No cabe duda de que Manuel Ramos Otero es escritor de culto. Su trabajo escritural pretendía crear imágenes mitológicas auráticas a fuerza de palabras alrededor de las cabezas de las poetas y los poetas que admiraba.

* Los mitos son cuentos susurrados, ubicuos, deformados y excesivos. Son los percances que sufren aquellas y aquellos cuyo destino es convertirse en “imágenes míticas”. En otro momento de aquella entrevista, Ramos Otero afirma que Julia de Burgos y Luis Palés Matos son “los dos exponentes mayores de la poesía en Puerto Rico”. En “Autobiografía de Todos los nombres el nombre”, yo escribí las siguientes palabras (y debo insistir que sin haber leído entonces ni esta ni ninguna otra entrevista a Ramos Otero): “la escritura de nuestra isla había llegado al límite terrible y maravilloso de la devastación en tres nombres: Manuel Ramos Otero, Julia de Burgos, Luis Palés Matos” (305). Que Ramos Otero y yo coincidamos en la importancia de llamarse Julia de Burgos y Luis Palés Matos no debe sorprender a nadie. No cabe duda de que habría consenso sobre el lugar que ocupa la poesía de ambos en el canon de nuestras letras. Que yo haya juntado el nombre de Ramos Otero a aquellos dos, sin saber que él mismo los había consagrado de manera similar en una entrevista muchos años antes, causa el placer estético del asombro. La casualidad no existe.

* En una conversación telefónica con la poeta y amiga Vanesa Droz le pregunté sobre el aura kirliana que aparecía alrededor de la imagen de Ramos Otero en la foto de portada de Invitación al polvo. La poeta me dio una explicación plausible que tiene que ver con una técnica fotográfica desconocida para mí. Recordando que la foto fue tomada en tiempos cuando la fotografía digital todavía no existía, me explicó que los fotógrafos se servían de diversos trucos para manipular sus imágenes. Eran tiempos prePhotoshop, lo que los hace prehistóricos en retrospección. Entre estos trucos de laboratorio, Vanessa me describió uno que consistía en interrumpir el haz de luz que producía la impresión fotográfica (ya fuera con la mano, una parte de esta —quizás un dedo presionando la luz— o algún objeto) para que, entonces, menos luz incidiera en el papel y, así, aclarar alguna zona en cuestión que el fotógrafo anticipaba que quedaría demasiado oscura o que, gracias a un revelado o impresión previa —o a la meticulosa observación de las pruebas de contacto”—, ya había confirmado que había que aclarar. Descartadas las explicaciones sobrenaturales por un lado y la intencionalidad expresa de Ramos Otero o del fotógrafo por el otro, nos quedamos con una explicación pragmática inmanente y asombrosa. La imagen mitológica. La realidad manipulada. Trasteada. El aura de Manuel.

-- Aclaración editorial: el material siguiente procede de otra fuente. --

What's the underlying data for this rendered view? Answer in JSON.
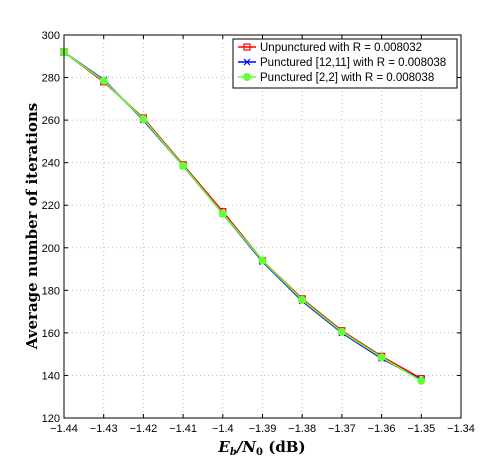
{
  "chart_data": {
    "type": "line",
    "title": "",
    "xlabel": {
      "main": "E",
      "sub1": "b",
      "slash": "/N",
      "sub2": "0",
      "unit": " (dB)"
    },
    "ylabel": "Average number of iterations",
    "xlim": [
      -1.44,
      -1.34
    ],
    "ylim": [
      120,
      300
    ],
    "xticks": [
      -1.44,
      -1.43,
      -1.42,
      -1.41,
      -1.4,
      -1.39,
      -1.38,
      -1.37,
      -1.36,
      -1.35,
      -1.34
    ],
    "xtick_labels": [
      "−1.44",
      "−1.43",
      "−1.42",
      "−1.41",
      "−1.4",
      "−1.39",
      "−1.38",
      "−1.37",
      "−1.36",
      "−1.35",
      "−1.34"
    ],
    "yticks": [
      120,
      140,
      160,
      180,
      200,
      220,
      240,
      260,
      280,
      300
    ],
    "grid": true,
    "legend_position": "top-right",
    "x": [
      -1.44,
      -1.43,
      -1.42,
      -1.41,
      -1.4,
      -1.39,
      -1.38,
      -1.37,
      -1.36,
      -1.35
    ],
    "series": [
      {
        "name": "Unpunctured with R = 0.008032",
        "color": "#ff0000",
        "marker": "square",
        "values": [
          292,
          278,
          261,
          239,
          217,
          194,
          176,
          161,
          149,
          138.5
        ]
      },
      {
        "name": "Punctured [12,11] with R = 0.008038",
        "color": "#0000ff",
        "marker": "x",
        "values": [
          292,
          279,
          260,
          238.5,
          216,
          193.5,
          175,
          160,
          148,
          138
        ]
      },
      {
        "name": "Punctured [2,2] with R = 0.008038",
        "color": "#66ff33",
        "marker": "circle",
        "values": [
          292,
          278.5,
          260.5,
          238.5,
          216,
          194,
          175.5,
          160.5,
          148.5,
          137.5
        ]
      }
    ]
  }
}
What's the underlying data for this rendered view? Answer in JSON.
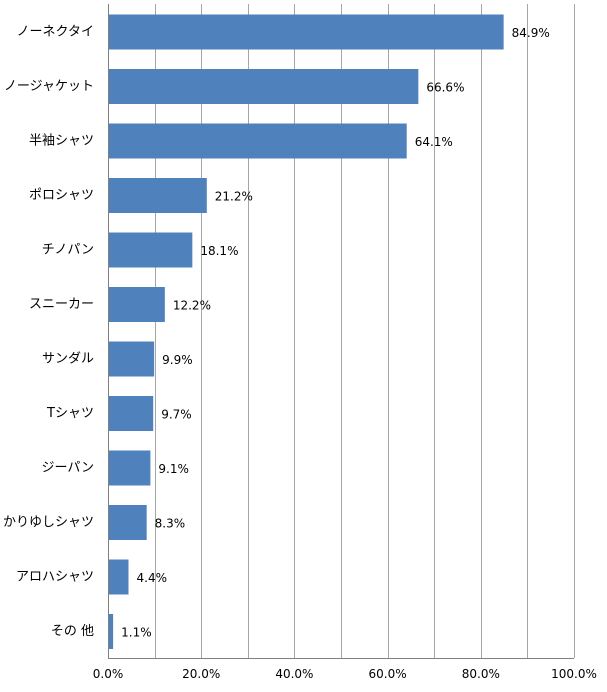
{
  "chart_data": {
    "type": "bar",
    "orientation": "horizontal",
    "categories": [
      "ノーネクタイ",
      "ノージャケット",
      "半袖シャツ",
      "ポロシャツ",
      "チノパン",
      "スニーカー",
      "サンダル",
      "Tシャツ",
      "ジーパン",
      "かりゆしシャツ",
      "アロハシャツ",
      "その 他"
    ],
    "values": [
      84.9,
      66.6,
      64.1,
      21.2,
      18.1,
      12.2,
      9.9,
      9.7,
      9.1,
      8.3,
      4.4,
      1.1
    ],
    "value_labels": [
      "84.9%",
      "66.6%",
      "64.1%",
      "21.2%",
      "18.1%",
      "12.2%",
      "9.9%",
      "9.7%",
      "9.1%",
      "8.3%",
      "4.4%",
      "1.1%"
    ],
    "xlim": [
      0,
      100
    ],
    "xticks": [
      0,
      20,
      40,
      60,
      80,
      100
    ],
    "xtick_labels": [
      "0.0%",
      "20.0%",
      "40.0%",
      "60.0%",
      "80.0%",
      "100.0%"
    ],
    "minor_gridlines_every": 10,
    "grid": true,
    "legend": false,
    "bar_color": "#4f81bd",
    "title": "",
    "xlabel": "",
    "ylabel": ""
  }
}
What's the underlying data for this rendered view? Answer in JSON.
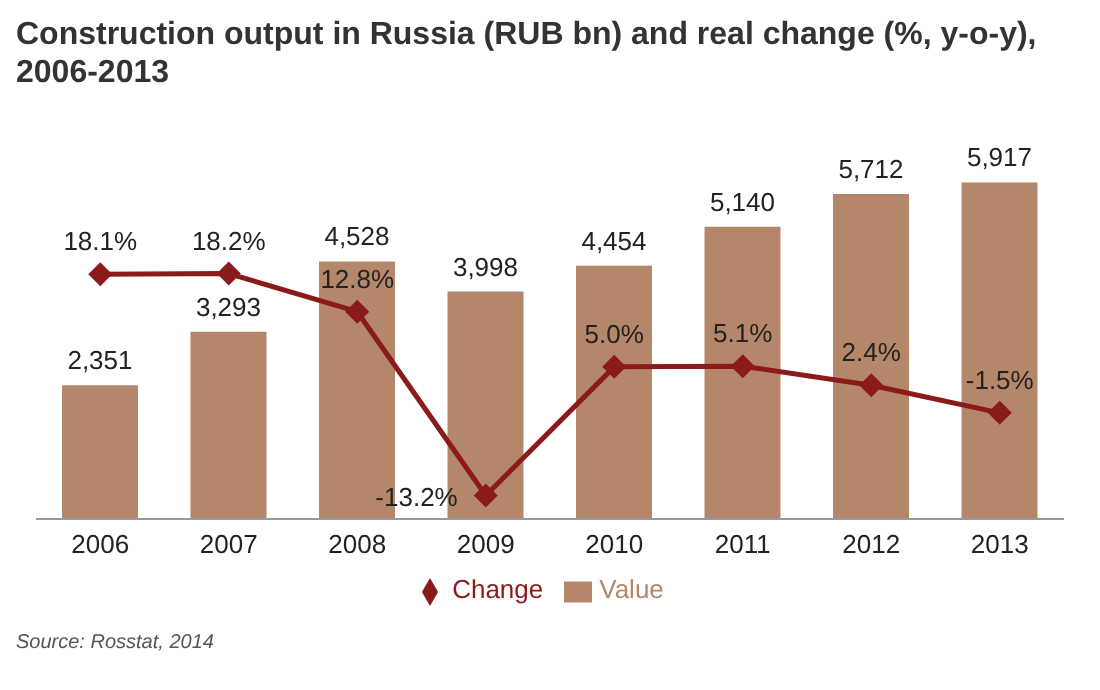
{
  "chart_data": {
    "type": "bar",
    "title": "Construction output in Russia (RUB bn) and real change (%, y-o-y), 2006-2013",
    "categories": [
      "2006",
      "2007",
      "2008",
      "2009",
      "2010",
      "2011",
      "2012",
      "2013"
    ],
    "series": [
      {
        "name": "Value",
        "color": "#b5876a",
        "values": [
          2351,
          3293,
          4528,
          3998,
          4454,
          5140,
          5712,
          5917
        ],
        "value_labels": [
          "2,351",
          "3,293",
          "4,528",
          "3,998",
          "4,454",
          "5,140",
          "5,712",
          "5,917"
        ]
      },
      {
        "name": "Change",
        "type": "line",
        "axis": "y2",
        "color": "#8b1a1a",
        "marker": "diamond",
        "values": [
          18.1,
          18.2,
          12.8,
          -13.2,
          5.0,
          5.1,
          2.4,
          -1.5
        ],
        "value_labels": [
          "18.1%",
          "18.2%",
          "12.8%",
          "-13.2%",
          "5.0%",
          "5.1%",
          "2.4%",
          "-1.5%"
        ]
      }
    ],
    "tick_labels": "x",
    "legend": "bottom",
    "annotations": [
      "Source: Rosstat, 2014"
    ]
  }
}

* Una última referencia a aquella entrevista y —como dice una pana artista muy querida— la cuenta. Para entender el efecto de asombro inmanente de esta mención, debe recordarse que es ahora, al momento de esta escritura, cuando leo esta entrevista por primera vez. En ella, Ramos Otero habla de un libro de poesía en el que estaba trabajando en aquel momento. Aquel libro nunca se publicó, pero una nota al calce de la entrevista nos indica que la serie de poemas que iban a componer aquel libro se publicarían posteriormente en una sección de El libro de la muerte. Ramos Otero anuncia que en aquel libro inédito “hay una serie de escritores como Oscar Wilde, Tennessee Williams, Yukio Mishima, Lezama Lima, Pessoa”. El hecho coincidente de que estos nombres aparezcan en el libro que yo escribí años después y que se titula Todos los nombres el nombre no debe sorprender a nadie. Lo que se sabe no se pregunta. Y hay cosas que no se preguntan y punto. Muchos de estos nombres pertenecen a las constelaciones nominales que trabajé en mi libro. Pero otro dato que Ramos Otero revela en la entrevista sí podría provocar asombro. Confieso que a mí me hizo abrir los ojos grandemente, me arqueó las cejas y me cortó la respiración. El título que Manuel Ramos Otero le había dado al libro que escribía al momento de aquella entrevista publicada después de su muerte, a aquel libro que nunca publicó: Todos los hombres del hombre. ¡Oh! Indeed, la casualidad no existe.